Dengan pola pikir demikian, kesuksesan bagi seorang anak diasumsikan sebagai cita-cita kultural yang harus selalu diperjuangkan berbasis kemampuan dan kebebasan individual serta diekspresikan dengan segala kesenangan seperti yang dilakukan Bayu dengan dukungan Heri dan sopirnya, meskipun harus berbeda pandangan dengan generasi tua.
Walaupun tampak melawan mekanisme kesuksesan ala generasi tua, pada impian Bayu tetap saja dilekatkan subjektivitas yang harus selalu berada dalam pusaran hukum pasar yang semakin lentur saat ini. Artinya, tidak hanya pendidikan dan selera kultural bercita-rasa tinggi yang bisa membuat orang sukses, tetapi bakat dan skill yang berselera rakyat, seperti sepak bola, ternyata bisa terterima oleh kompetisi profesional, seperti seleksi Timnas U-13.
Kesuksesan yang sama-sama menjadi pengetahuan ideologis hegemonik di tengah-tengah masyarakat Indonesia pascakolonial saat ini, dalam film ini dihadirkan melalui perbedaan cara pandang antara generasi tua dan anak-anak, tanpa menghilangkan endapan-endapan ideologis untuk menjadi sukses.
Meskipun cita-cita menjadi anggota Timnas U-13 sekilas menampakkan ketulusan dalam memaknai kesuksesan, seolah tanpa kepentingan ekonomis dan dilekatkan dengan simbol nasionalisme (Garuda), keberhasilan masuk tim bisa menjadi modal yang meninggikan tingkat kompetisi seorang individu dalam “pasar sepak bola” yang, tentu saja, bermakna ekonomis.
Kesuksesan sebagai rezim kebenaran yang mempengaruhi pemikiran generasi tua dan generasi muda dalam film ini berjalin-kelindan dengan endapan ideologis dalam masyarakat Indonesia yang berlangsung sejak awal kemerdekaan, ‘disemaikan’ dan ‘dibudayakan’ pada masa Orde Baru, serta semakin menguat pasca Reformasi ketika orientasi pasar menjadi hegemonik.
Maka, perbedaan cara pandang antara anak-anak dan generasi tua terkait kesuksesan yang berlangsung dalam film ini merupakan kompleksitas pemaknaan yang tidak menghancurkan kebenaran nilai-nilai idealnya, tetapi menghadirkannya sebagai orientasi individual dan kolektif yang harus diperebutkan.

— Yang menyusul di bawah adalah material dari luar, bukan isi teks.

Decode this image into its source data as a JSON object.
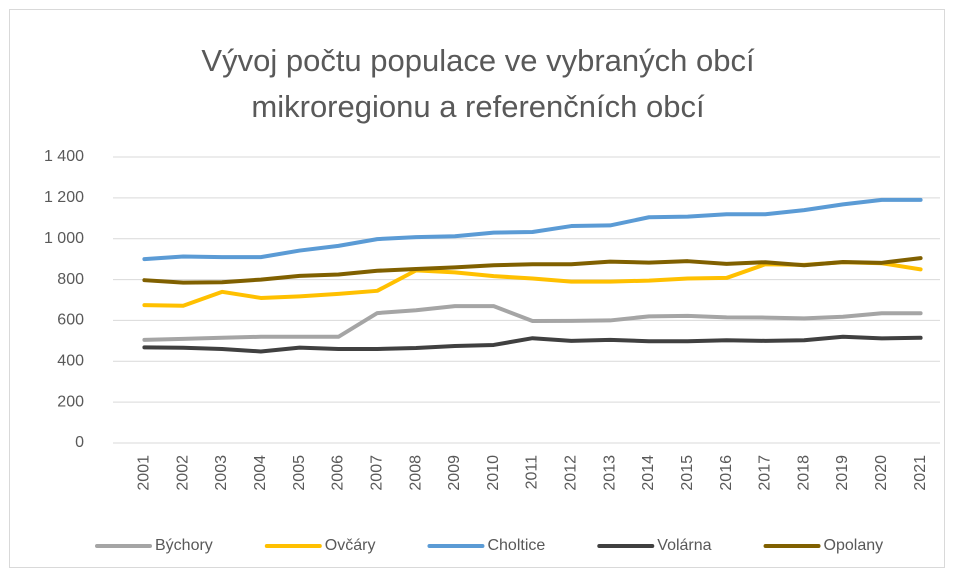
{
  "chart_data": {
    "type": "line",
    "title": "Vývoj počtu populace ve vybraných obcí mikroregionu a referenčních obcí",
    "categories": [
      "2001",
      "2002",
      "2003",
      "2004",
      "2005",
      "2006",
      "2007",
      "2008",
      "2009",
      "2010",
      "2011",
      "2012",
      "2013",
      "2014",
      "2015",
      "2016",
      "2017",
      "2018",
      "2019",
      "2020",
      "2021"
    ],
    "series": [
      {
        "name": "Býchory",
        "color": "#a5a5a5",
        "values": [
          505,
          510,
          515,
          520,
          520,
          520,
          636,
          650,
          670,
          670,
          597,
          598,
          600,
          620,
          622,
          615,
          614,
          610,
          618,
          635,
          635
        ]
      },
      {
        "name": "Ovčáry",
        "color": "#ffc000",
        "values": [
          675,
          672,
          740,
          710,
          718,
          730,
          745,
          845,
          835,
          817,
          805,
          790,
          790,
          795,
          805,
          808,
          875,
          872,
          885,
          880,
          850
        ]
      },
      {
        "name": "Choltice",
        "color": "#5b9bd5",
        "values": [
          900,
          913,
          910,
          910,
          942,
          965,
          998,
          1008,
          1012,
          1030,
          1033,
          1062,
          1065,
          1105,
          1108,
          1120,
          1120,
          1140,
          1168,
          1190,
          1190
        ]
      },
      {
        "name": "Volárna",
        "color": "#404040",
        "values": [
          468,
          466,
          460,
          448,
          467,
          460,
          460,
          465,
          475,
          480,
          513,
          500,
          505,
          498,
          498,
          503,
          500,
          503,
          520,
          512,
          515
        ]
      },
      {
        "name": "Opolany",
        "color": "#806000",
        "values": [
          797,
          785,
          787,
          800,
          818,
          825,
          843,
          852,
          860,
          870,
          875,
          875,
          888,
          883,
          890,
          877,
          885,
          870,
          886,
          882,
          905
        ]
      }
    ],
    "ylim": [
      0,
      1400
    ],
    "yticks": [
      0,
      200,
      400,
      600,
      800,
      {
        "value": 1000,
        "label": "1 000"
      },
      {
        "value": 1200,
        "label": "1 200"
      },
      {
        "value": 1400,
        "label": "1 400"
      }
    ],
    "grid": true,
    "legend": "bottom"
  }
}
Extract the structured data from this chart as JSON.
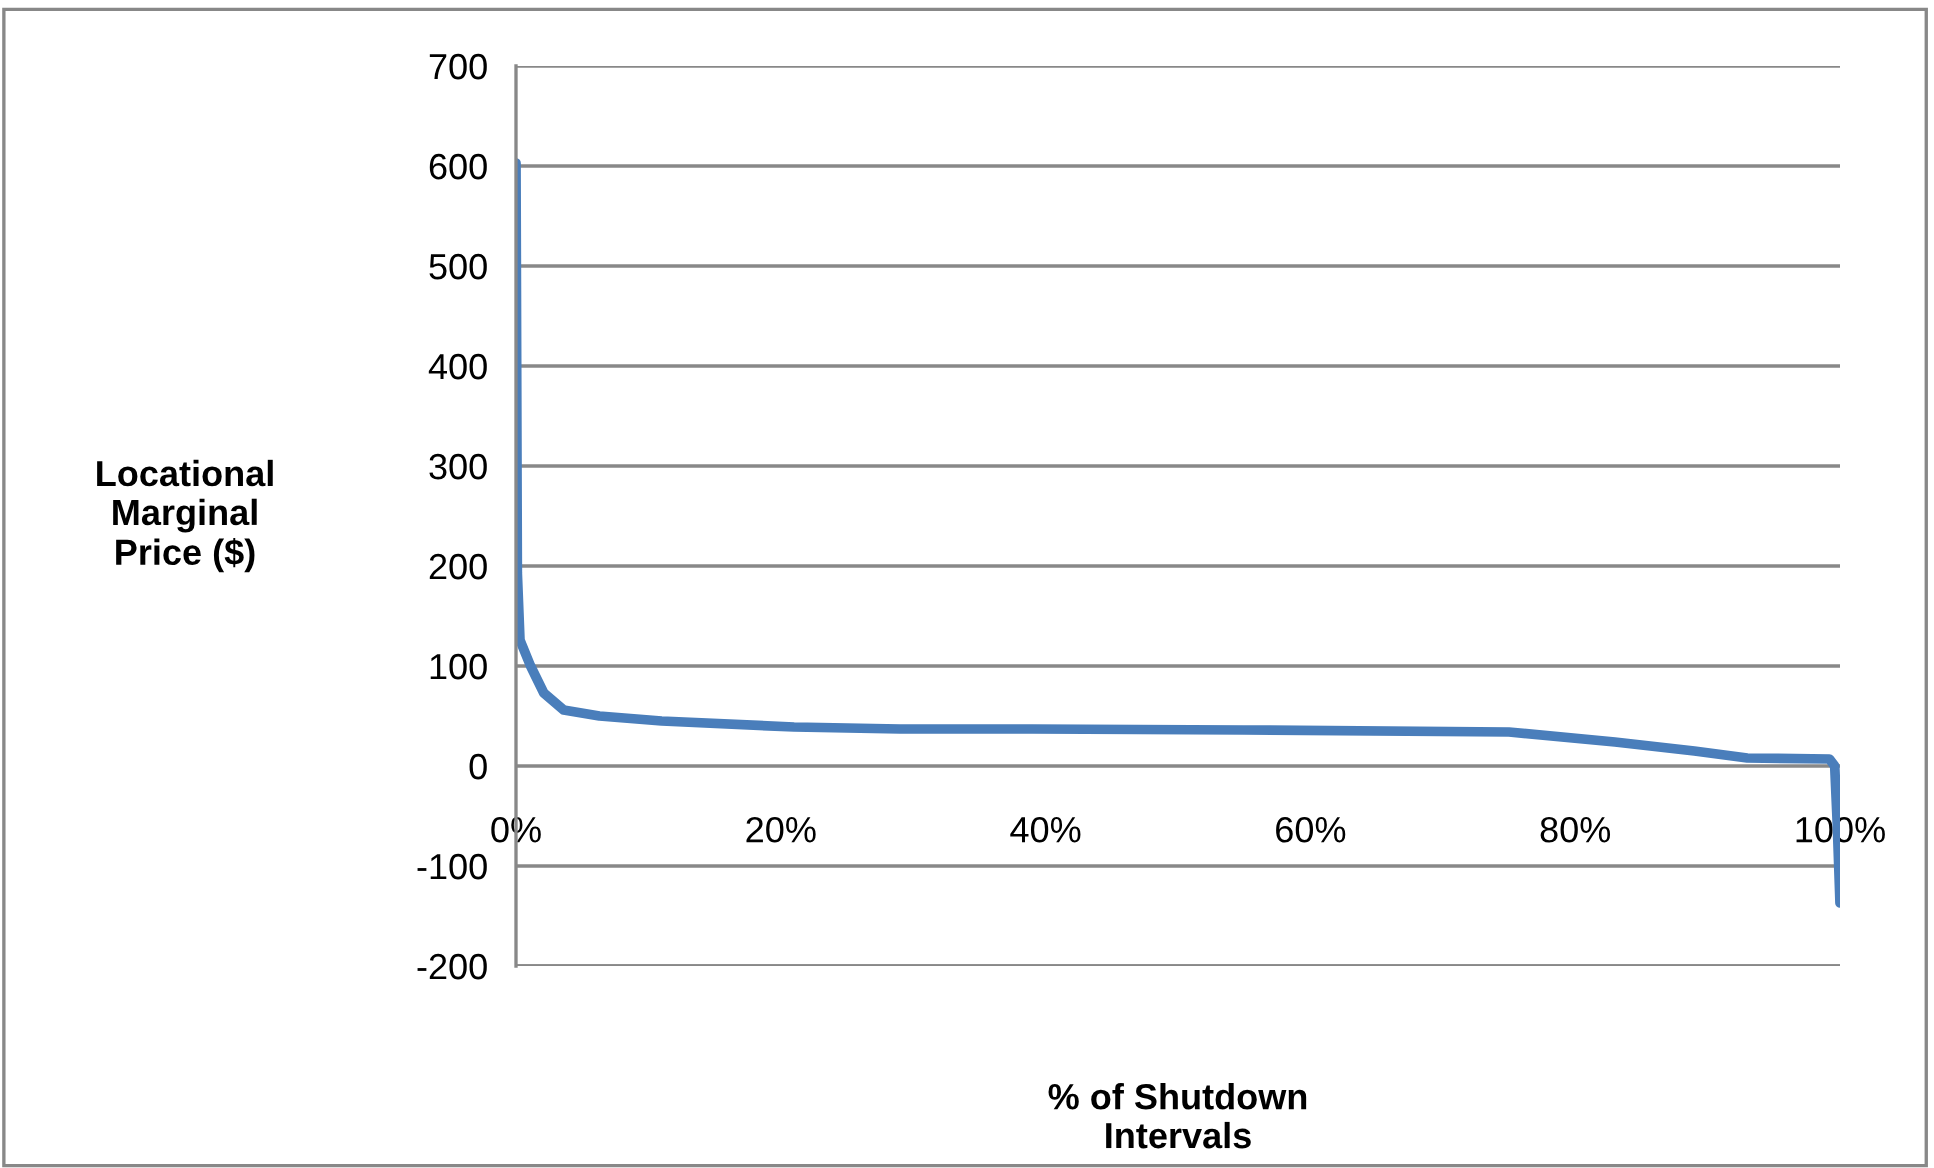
{
  "chart_data": {
    "type": "line",
    "xlabel": "% of Shutdown\nIntervals",
    "ylabel": "Locational\nMarginal\nPrice ($)",
    "x": [
      0,
      0.05,
      0.1,
      0.3,
      1.1,
      2.1,
      3.6,
      6.3,
      11,
      21,
      29,
      39,
      55,
      75,
      83,
      89,
      93,
      99.2,
      99.6,
      99.8,
      100
    ],
    "series": [
      {
        "color": "#4a7ebb",
        "values": [
          603,
          400,
          193,
          126,
          100,
          73,
          56,
          50,
          45,
          39,
          37,
          37,
          36,
          34,
          24,
          15,
          8,
          7,
          0,
          -60,
          -137
        ]
      }
    ],
    "xlim": [
      0,
      100
    ],
    "ylim": [
      -200,
      700
    ],
    "xticks": [
      {
        "value": 0,
        "label": "0%"
      },
      {
        "value": 20,
        "label": "20%"
      },
      {
        "value": 40,
        "label": "40%"
      },
      {
        "value": 60,
        "label": "60%"
      },
      {
        "value": 80,
        "label": "80%"
      },
      {
        "value": 100,
        "label": "100%"
      }
    ],
    "yticks": [
      -200,
      -100,
      0,
      100,
      200,
      300,
      400,
      500,
      600,
      700
    ],
    "grid": "y",
    "marker": "none",
    "line_style": "solid",
    "legend": false
  }
}
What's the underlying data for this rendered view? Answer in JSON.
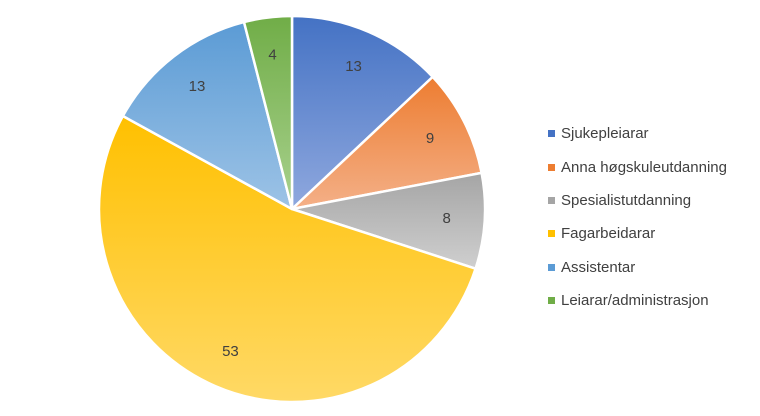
{
  "chart_data": {
    "type": "pie",
    "title": "",
    "categories": [
      "Sjukepleiarar",
      "Anna høgskuleutdanning",
      "Spesialistutdanning",
      "Fagarbeidarar",
      "Assistentar",
      "Leiarar/administrasjon"
    ],
    "values": [
      13,
      9,
      8,
      53,
      13,
      4
    ],
    "colors": [
      "#4472c4",
      "#ed7d31",
      "#a5a5a5",
      "#ffc000",
      "#5b9bd5",
      "#70ad47"
    ],
    "gradient_light_colors": [
      "#8fa8de",
      "#f4b088",
      "#cfcfcf",
      "#ffd966",
      "#9dc3e6",
      "#a9d18e"
    ],
    "data_labels": [
      "13",
      "9",
      "8",
      "53",
      "13",
      "4"
    ],
    "legend_position": "right"
  }
}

Kesuksesan untuk masuk Timnas U-13 yang sudah di depan mata karena Bayu bersama dua temannya di SSI Arsenal terpilih untuk mengikuti seleksi, ternyata harus tertunda oleh sebuah permasalahan keluarga. Karena mengetahui kebohongan-kebohongan Bayu, Kakek terkena serangan jantung ketika menyusulnya ke SSI Arsenal.
Menyadari kondisi Kakeknya, Bayu merasa bersalah dan memutuskan untuk mengakhiri semua impiannya menjadi pemain Timnas U-13. Nilai penting institusi keluarga bagi kehidupan anak kembali dihadirkan dan dibiarkan menunda cita-cita ideal yang telah diperjuangkan seorang anak dengan mengganggu kemapanan keluarga dan figur yang telah mengasuhnya.
Namun, sineas film ini mengidealisasi kekuatan keluarga seyogyanya bisa mendukung hasrat individual anak. Kakek akhirnya menyadari semua kekeliruannya karena telah mengekang impian cucunya. Sembari tersenyum ia menyuruh Bayu untuk mengikuti seleksi Timnas U-13.
Peristiwa tersebut merupakan “momen pembalikan” dari dominasi generasi tua kepada generasi muda. Setelah mengikuti seleksi yang cukup ketat, Bayu akhirnya lolos menjadi anggota Timnas U-13. Untuk memperkuat negosiasi dukungan institusi keluarga kepada impian sukses generasi muda, dalam adegan di Gelora Bung Karno ketika Bayu mengikuti proses seleksi Timnas U-13, Kakek dan Ibu Bayu serta kawan-kawannya ikut dihadirkan di tribun penonton, meneriakkan semangat agar Bayu terus berjuang.
Heroisme perjuangan Bayu dan teriakan dukungan keluarga merupakan praktik diskursif yang menghancurkan segala bentuk pengekangan generasi tua terhadao generasi muda, karena toh mereka ikut berteriak, memberi dukungan, dan merayakan kegembiraan ketika Bayu berhasil di lapangan. Dominasi generasi tua adalah cerita masa lampau yang tidak harus diingat karena hanya akan menghambat perjuangan anak-anak. Apa yang terpenting, kemudian, adalah dukungan keluarga dan generasi tua terhadap perjuangan anak-anak dalam meraih impian.